"A 'Who’s Who' of who’s bonked who!"
Hollywood intrudes on many of us in strange and awful ways. In the play "Stones In His Pockets" it intrudes on a small town in Ireland to make a realistic drama about Irish landowners and the people affected by their intolerance, greed and prevarication. Using locals for "color" in the film, the film-makers affect the townspeople in much the same way the film’s characters affect the lives of the fictional folk around them. Life mimics art. Art realizes life.
"Don’t we all dream?" one of the denizens demands of his friend. This is the question that truly invests this gigantic play for two actors with the unique combination of qualities that lets us laugh a little, cry a little and sigh a little for the loss of those individual qualities which separate the Irish folk from the rest of us. "Don’t we all dream?" when asked demands an answer and no answer is sufficient, for naturally we all do as we must, but our dreams - once at the surface for others to see and ridicule - are almost never met with a necessary touch of reality.
Charlie Conlon and Jake Quinn meet on the movie set in County Kerry. They are ‘extras’ making 40 pounds a day. As they get to know one another better their deeper secrets emerge in conversation and action. As so often happens in these two-handers the actors eventually play about two dozen different characters, marked in this production by the changing of hats which bring on altered voices and different stances. In the case of the production closing the season at the Theater Barn in New Lebanon, New York, there couldn’t be two better actors to face the task of creating a village and its interlopers than Matthew Daly and Trey Compton.
Compton plays Jake, a native of the town seeking to satisfy a boyhood dream of being in a Hollywood film and Daly is Charlie, a newcomer seeking a more permanent way into the professional world of movies. Their friendship is an uneasy one, particularly when an old friend of Jake’s, Sean Harkin, whose reticence at involvement and his love of the land destroys his psyche, commits suicide. That off-stage death triggers the emotional emergence of a true character in Jake. His return from America becomes a non-incident; his devotion to a friend becomes the real burden of his life and Compton plays this aspect of Jake with a brilliant internal light.
Compton does the romance in this show with a simple sincerity that keeps laughter to a minimum and he underplays tragedy with an almost Shakespearean grace. He plays male and female roles in this play and there is less parody on his part than there is on Daly’s.

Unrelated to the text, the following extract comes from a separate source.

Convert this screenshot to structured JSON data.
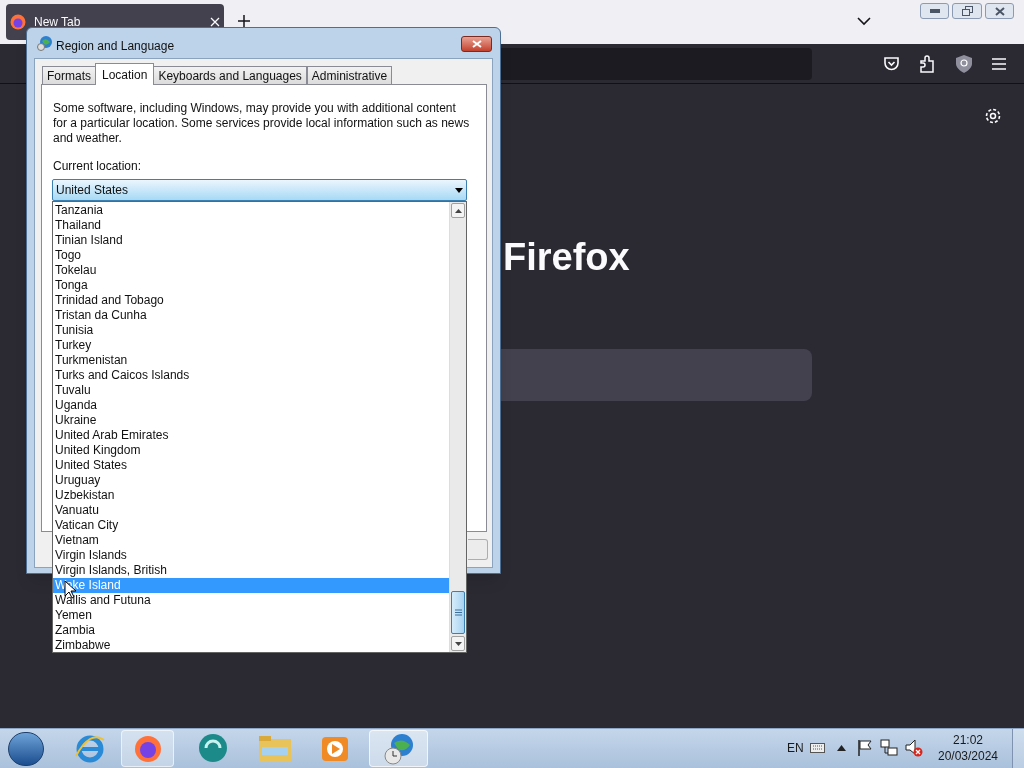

Compton is a subtle actor and he keeps the distinguishing aspects of his characters relatively clear from the outset. It’s a very nice, professional performance by a talented young actor.
Daly is a master at character voices and physical transformations. His performance is almost classic radio acting, each of his characters presented with a unique and special sound. You can almost close your eyes and glory in his personality shifts. But you must watch Matthew Daly. His very good looks are often altered by the character he undertakes and his face and body shift into other gears, other places. As the movie star Carolyn Giovanni, he is a devastating parody of femininity, a woman who uses her sensual wiles and the color pink to entice, entrance and engage the men around her. As the film director his is decidedly phony European, pompous and crass. As the assistant director, Clem, Daly creates an Irishman who wishes he wasn’t one, a professional who is too easily frustrated to sustain a mainstream career. If it weren’t that Compton is good, the play would easily belong to Daly. With two actors whose styles are so different splitting the memorable moments and characterizations, the show is a dead heat in terms of the race to possession. A well-constructed play is given marvelous substance by two fine actors.
The play, well directed by the clever Phil Rice, ultimately solidifies the friendship of Charlie and Jake in their attempt to write their own collaborative screenplay about the making of the film they are working in. In 1996, when the play was written, this must have seemed like a great idea. In 2011 it feels old-hat, a device that should be rewritten to take these men somewhere else, somewhere where they can actually dream something new and different. Rice does everything he can do to keep the show a light and amusing evening, but the darkness that pervades the play makes it a much more successful drama than a comedy. Laugh-lines aside, this is a strong and determined piece of theater.
The physical production is one of the Phelps’s best this season with an easy moveable set by Abe Phelps and lighting that highlights the poignant moments by Allen Phelps. Alyssa Coutourier’s simple and easily altered costumes work well for the actors, her hats making the statements they need to make.
All in all, "Stones In His Pockets" is the Virginia Woolf of comedies. It says what needs to be said and then moves on, heading for the stream with the weightiness that it cannot shake off and the lilt that it cannot resist.